The Distributed Enterprise

In the distribute enterprise, there is typically a healthy IT infrastructure at a central office and then multiple remote or branch offices with minimal IT footprint. In this environment, the HC3 single node appliance configuration provides a simple, easy to manage virtualization platform without the high availability of a cluster, but with replication and failover capabilities for disaster recovery. For these sites, a full cluster is overkill so the single node appliance makes sense from a cost and resourcing standpoint. Many of the critical workloads in these environments are already protected by high availability and replication within the central office, so the remote site does not need the same level of availability.

Each single node appliance in the remote offices can be managed remotely and replicated back to an HC3 cluster at the central office for backup, failover, and recovery. When one of these appliances fails, the workloads can be failed over to the central office. The failed over workloads can then be accessed remotely until the node can be recovered or replaced. It provides a right sized configuration and price while providing built-in disaster recovery.

Distributed Enterprise

Small Environments

Smaller environments benefit from a smaller HC3 cluster in production for local high availability. However, in the event of a site disaster they can probably weather the storm running their critical workloads on a single node appliance until the primary site is recovered. For these smaller organizations, it may not make sense financially or practically to deploy a whole second cluster for disaster recovery, even when they have a second site to host it.

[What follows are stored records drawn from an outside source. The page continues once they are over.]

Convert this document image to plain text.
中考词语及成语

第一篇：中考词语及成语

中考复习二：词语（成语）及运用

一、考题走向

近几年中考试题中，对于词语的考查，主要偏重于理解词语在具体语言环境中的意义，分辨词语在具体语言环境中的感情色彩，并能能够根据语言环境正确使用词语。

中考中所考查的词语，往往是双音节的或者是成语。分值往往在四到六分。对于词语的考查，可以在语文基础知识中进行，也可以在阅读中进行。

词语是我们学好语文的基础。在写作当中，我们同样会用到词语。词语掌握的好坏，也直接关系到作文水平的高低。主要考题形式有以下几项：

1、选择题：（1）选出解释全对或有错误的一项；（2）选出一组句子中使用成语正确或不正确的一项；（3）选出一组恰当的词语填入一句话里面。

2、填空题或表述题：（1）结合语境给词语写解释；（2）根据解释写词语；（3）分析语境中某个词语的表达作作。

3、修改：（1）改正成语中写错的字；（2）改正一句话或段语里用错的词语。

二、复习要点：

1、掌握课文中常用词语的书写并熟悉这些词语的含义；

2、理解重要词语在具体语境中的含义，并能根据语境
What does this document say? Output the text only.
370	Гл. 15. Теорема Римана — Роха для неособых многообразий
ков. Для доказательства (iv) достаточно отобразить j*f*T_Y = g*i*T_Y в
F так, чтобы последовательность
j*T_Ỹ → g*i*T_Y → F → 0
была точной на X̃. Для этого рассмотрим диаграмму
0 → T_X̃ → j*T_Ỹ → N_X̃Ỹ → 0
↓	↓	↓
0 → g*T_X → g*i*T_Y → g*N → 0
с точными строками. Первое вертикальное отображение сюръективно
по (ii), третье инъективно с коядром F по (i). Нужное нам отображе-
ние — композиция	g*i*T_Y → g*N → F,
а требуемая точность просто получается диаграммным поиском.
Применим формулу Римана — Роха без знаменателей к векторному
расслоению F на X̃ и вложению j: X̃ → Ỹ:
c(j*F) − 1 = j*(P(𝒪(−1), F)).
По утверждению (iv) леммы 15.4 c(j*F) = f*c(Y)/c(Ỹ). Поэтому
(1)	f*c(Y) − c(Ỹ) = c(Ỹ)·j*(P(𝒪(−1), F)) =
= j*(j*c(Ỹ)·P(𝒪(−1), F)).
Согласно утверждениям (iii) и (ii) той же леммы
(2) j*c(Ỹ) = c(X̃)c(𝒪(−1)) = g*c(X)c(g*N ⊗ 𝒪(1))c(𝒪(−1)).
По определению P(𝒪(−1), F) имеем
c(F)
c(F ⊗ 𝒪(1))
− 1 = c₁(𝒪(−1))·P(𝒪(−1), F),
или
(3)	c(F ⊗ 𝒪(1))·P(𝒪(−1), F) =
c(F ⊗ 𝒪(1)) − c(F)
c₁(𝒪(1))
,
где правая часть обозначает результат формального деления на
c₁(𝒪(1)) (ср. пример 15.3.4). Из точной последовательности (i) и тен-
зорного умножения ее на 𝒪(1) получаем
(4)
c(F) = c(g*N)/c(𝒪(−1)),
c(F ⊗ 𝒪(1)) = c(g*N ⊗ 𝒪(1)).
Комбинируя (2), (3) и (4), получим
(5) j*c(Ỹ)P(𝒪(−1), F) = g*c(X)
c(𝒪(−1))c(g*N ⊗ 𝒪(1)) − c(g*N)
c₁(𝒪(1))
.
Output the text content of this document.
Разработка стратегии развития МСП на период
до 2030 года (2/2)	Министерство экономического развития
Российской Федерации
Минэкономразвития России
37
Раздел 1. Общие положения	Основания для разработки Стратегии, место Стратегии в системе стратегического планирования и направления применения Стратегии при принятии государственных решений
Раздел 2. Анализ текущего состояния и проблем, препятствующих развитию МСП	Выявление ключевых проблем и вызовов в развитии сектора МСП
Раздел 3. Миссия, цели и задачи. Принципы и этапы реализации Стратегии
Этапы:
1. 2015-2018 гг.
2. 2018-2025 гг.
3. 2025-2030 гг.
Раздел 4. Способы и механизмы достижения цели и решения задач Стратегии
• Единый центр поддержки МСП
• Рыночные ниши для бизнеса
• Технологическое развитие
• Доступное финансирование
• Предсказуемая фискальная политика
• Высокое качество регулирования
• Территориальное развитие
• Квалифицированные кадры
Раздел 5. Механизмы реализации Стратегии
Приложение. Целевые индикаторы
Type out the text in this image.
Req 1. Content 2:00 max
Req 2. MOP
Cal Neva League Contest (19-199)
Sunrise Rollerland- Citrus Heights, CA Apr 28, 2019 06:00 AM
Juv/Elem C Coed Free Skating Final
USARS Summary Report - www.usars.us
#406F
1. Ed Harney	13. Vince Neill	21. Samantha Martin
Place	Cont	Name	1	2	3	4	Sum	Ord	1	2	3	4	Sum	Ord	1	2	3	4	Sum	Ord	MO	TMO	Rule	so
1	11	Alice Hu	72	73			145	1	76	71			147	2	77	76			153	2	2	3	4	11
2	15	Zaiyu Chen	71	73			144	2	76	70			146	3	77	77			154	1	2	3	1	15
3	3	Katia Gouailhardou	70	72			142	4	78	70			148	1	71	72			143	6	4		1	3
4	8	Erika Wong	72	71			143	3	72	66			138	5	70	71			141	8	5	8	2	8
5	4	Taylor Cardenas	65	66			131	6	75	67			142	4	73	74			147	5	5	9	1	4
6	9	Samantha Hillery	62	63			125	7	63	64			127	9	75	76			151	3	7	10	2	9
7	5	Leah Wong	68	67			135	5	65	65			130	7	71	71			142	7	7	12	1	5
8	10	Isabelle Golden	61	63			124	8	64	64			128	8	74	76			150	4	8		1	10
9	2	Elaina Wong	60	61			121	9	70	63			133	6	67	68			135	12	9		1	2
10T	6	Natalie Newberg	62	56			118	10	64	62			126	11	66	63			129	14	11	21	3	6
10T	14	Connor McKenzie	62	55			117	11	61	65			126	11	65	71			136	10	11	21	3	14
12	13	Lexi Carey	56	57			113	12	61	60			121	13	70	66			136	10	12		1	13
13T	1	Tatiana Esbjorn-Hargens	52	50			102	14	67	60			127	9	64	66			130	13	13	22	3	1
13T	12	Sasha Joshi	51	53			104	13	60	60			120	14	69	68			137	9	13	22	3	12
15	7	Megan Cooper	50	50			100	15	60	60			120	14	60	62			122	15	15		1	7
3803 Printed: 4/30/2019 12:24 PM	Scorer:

By only protecting the critical workloads that will allow their business continuity after disaster, these smaller organizations can avoid downtime by failing over to a single node. Non-essential workloads may not need to be backed up at all on these systems or simply backed up to storage without failover. As soon as they recover or replace their primary cluster, they can failback and return to normal operation.

Small Environments

A single node appliance can be an ideal configuration for disaster recovery in both distributed enterprises and small environments to meet both disaster recovery needs and costs.

Third Party Options

Built-in disaster recovery features provide a complete and effective backup, failover, and recovery strategy for most organizations, but some organizations require more specialized disaster recovery. Whether because of specialized workloads or specific compliance needs, some organizations may choose to deploy agent-based backup agents on individual VM workloads.

HC3 supports any in-guest backup agents that are designed to run on Intel-based virtual machines on our supported OS platforms. These backup agents generally interact with the application directly. These solutions create specialized backups for various recovery scenarios or are more specialized in creating system state backups for recovery between hardware and virtualization platforms.

If a disaster recovery strategy involves failing over or recovering VM workloads to a platform other than HC3, a third party agent-based solution is required. Examples of third party agent-based solutions include Symantec Backup Exec, Unitrends Enterprise Backup, Acronis True Image, and many others.

For workloads that require a more aggressive level of RPO and RTO down to seconds rather than minutes, there are third party agent-based replication solutions like Double-Take Availability. These solutions provide automatic failover for maximum RPO and RTO over any geographical distance. This option is for highly critical workloads where nearly any data loss or downtime, even minutes worth, is unacceptable.

There are many third party options that may be used with HC3 and these may all be considered as part of a disaster recovery strategy in addition to the built-in HC3 features. Scale Computing is committed to providing the best, most complete infrastructure solution in the market and that includes complete disaster recovery.